There was another long pause. None of us had expected we would show up to meet Janks and get schooled by a young man who had not yet earned his high school diploma.
“For those reasons, and myriad others, I am voting for Donald Trump!” shouted Janks.
“You believe that Mr. Trump is the answer? Why not Hillary? Why not Bernie? Aren’t most of the millennials in Bernie’s camp?” I asked.
“First of all, I am not “most” millennials as you can plainly see,” Janks said with a wry smile. “I do believe Trump is the answer. He is experienced at every level of our global economy and the entire world knows him. Who is Bernie? While he is experienced at some levels of government, he seems a bit of a cock-eyed optimist about putting expensive social platforms into effect with no way to pay for any of them. And Hillary, she just doesn’t seem like a nice person. I’m not sure she cares much about those of us who are struggling out here. What, is she a moron or something? That is why I am taking my message, and Donald Trump’s message, to the streets. People need to know. People need to be informed.”
“What about the way he treats women? The disabled? Using Chinese products? Stiffing his workers? These are just a few examples of Trump’s very scandalous record. Doesn’t this concern you? How can anyone possibly trust him?” I asked, expecting to trip him up.
Janks looked me up and down with a look of haughty derision, “Of course these things concern me. Everything you have mentioned has been discussed ad nauseum. Has he made mistakes? Yes, but he has learned a lot from those mistakes. We parole killers every day in this country, don’t we?
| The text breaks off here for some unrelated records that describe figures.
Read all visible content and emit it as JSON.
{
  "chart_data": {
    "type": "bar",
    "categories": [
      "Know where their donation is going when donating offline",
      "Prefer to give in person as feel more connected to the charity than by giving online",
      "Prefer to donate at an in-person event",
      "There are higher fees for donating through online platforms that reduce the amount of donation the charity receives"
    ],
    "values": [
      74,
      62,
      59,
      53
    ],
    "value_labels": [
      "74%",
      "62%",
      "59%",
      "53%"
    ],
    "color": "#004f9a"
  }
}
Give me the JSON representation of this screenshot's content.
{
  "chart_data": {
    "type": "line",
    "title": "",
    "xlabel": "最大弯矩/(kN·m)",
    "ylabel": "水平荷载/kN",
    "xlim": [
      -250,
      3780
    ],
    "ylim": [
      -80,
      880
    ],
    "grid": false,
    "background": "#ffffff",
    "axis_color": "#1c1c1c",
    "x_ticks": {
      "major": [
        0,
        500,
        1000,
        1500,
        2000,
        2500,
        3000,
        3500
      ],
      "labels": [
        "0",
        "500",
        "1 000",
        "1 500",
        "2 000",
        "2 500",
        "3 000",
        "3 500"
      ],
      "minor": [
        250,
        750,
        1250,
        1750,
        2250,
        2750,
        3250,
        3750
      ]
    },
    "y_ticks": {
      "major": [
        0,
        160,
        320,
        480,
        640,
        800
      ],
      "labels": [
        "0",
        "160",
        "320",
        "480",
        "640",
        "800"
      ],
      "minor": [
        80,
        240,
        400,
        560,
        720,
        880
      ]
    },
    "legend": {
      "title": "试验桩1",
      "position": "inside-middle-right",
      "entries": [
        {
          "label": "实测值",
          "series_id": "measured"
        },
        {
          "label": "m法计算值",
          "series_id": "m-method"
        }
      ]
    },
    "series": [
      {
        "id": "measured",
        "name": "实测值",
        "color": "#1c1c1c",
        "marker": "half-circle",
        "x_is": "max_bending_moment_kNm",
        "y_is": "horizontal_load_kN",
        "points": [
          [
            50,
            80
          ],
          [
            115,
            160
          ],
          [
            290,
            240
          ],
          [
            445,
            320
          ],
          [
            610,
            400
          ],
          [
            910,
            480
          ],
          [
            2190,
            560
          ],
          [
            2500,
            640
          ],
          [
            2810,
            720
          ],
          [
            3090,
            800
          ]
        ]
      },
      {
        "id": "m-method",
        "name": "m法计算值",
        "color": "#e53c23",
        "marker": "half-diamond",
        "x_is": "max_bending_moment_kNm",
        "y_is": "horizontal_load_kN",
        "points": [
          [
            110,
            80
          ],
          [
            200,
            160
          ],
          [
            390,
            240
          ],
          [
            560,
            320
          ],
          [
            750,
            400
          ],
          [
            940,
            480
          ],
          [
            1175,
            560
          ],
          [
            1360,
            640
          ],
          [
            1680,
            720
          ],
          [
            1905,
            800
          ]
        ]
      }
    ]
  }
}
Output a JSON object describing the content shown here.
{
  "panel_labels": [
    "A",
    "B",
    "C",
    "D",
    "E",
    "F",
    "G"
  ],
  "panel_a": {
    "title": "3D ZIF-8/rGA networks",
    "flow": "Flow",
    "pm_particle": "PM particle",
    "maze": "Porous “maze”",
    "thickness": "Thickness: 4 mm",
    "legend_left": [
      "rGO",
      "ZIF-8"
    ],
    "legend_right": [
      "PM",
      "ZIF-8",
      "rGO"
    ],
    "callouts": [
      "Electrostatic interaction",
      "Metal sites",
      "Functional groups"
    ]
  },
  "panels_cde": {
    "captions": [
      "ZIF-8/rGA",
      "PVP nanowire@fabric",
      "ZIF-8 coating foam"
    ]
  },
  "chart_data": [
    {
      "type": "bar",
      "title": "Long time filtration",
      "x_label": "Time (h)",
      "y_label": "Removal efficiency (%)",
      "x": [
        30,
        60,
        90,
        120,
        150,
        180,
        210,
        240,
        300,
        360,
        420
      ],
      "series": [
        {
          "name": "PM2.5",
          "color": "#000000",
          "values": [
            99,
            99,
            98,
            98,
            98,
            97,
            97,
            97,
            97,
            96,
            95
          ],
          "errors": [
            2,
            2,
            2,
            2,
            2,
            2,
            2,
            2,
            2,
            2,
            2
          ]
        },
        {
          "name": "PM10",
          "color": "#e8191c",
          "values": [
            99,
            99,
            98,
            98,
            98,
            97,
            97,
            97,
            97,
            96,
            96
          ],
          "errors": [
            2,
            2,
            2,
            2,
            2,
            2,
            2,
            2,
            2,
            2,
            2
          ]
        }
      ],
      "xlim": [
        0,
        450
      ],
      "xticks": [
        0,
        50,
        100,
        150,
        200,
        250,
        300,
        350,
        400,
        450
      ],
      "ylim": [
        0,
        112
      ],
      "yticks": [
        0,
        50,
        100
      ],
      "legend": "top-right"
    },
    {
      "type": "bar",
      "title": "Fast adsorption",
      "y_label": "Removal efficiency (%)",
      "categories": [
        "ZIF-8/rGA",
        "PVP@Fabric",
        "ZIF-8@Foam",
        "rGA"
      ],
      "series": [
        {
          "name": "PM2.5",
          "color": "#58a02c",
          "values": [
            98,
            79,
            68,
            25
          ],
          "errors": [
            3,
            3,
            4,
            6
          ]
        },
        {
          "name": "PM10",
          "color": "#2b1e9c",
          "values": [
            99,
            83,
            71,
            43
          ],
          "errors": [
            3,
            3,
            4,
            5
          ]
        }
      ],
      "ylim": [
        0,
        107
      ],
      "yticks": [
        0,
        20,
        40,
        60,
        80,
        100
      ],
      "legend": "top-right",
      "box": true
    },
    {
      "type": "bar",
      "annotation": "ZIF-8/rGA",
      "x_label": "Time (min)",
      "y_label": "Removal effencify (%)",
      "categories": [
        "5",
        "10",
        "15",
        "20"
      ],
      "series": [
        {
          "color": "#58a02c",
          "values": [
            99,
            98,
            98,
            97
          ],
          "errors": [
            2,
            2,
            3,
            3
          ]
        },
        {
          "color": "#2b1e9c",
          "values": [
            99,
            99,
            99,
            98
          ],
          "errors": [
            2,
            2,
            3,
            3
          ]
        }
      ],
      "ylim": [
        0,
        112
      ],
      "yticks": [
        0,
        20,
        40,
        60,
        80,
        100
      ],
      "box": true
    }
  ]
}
We give them a second chance. Look, there are always secrets in politics. Shady backroom deals and the like. If you want to be a mover and a shaker in D.C., you just have to accept that and play ball. Money and power make for strange bedfellows,” he shot me a wink.
“Word on the street is you are the best sign twirler in the county. Is that true?” asked Gish Gallop, Michael Tesh.
“I think there was some kind of vote,” Janks said laughing. “I’ve spent many hours making my signs and twirling them on street corners. I want to be the best. The more people I can engage, the more people I can plant a seed to get them involved.”
“Do you hope to effect a change in the election, the country, the world?” I asked.
“All of the above. My family always told me to reach for the stars, so why not? Our only real handicaps are the ones we place upon ourselves,” beamed Janks.
“You’ve obviously invested a great deal of time and effort into this campaign. Can you give us an idea of your daily schedule? Also, it looks to me like you are preparing yourself to someday be a candidate for political office. True?” asked Gish Gallop, Lou LaPlante.
“In a nutshell, I’m up at 5am, washed up, fed, and dressed by 6, and then I let my creative juices flow into my speech writing and sign making. I am home schooled from 8am til about 1pm. Then I hit the streets and make my magic. As far as my own political designs, yeah, I see myself someday rockin’ a leadership role in Washington.” Janks replied wide eyed.
Unfortunately, this writer is limited to a certain amount of words. Fortunately, Janks is not. If you desire to be informed during this election cycle, feel free to stop and have a chat with Janks when you see him twirling his signs in Nevada City or Grass Valley. He just might be your president some day.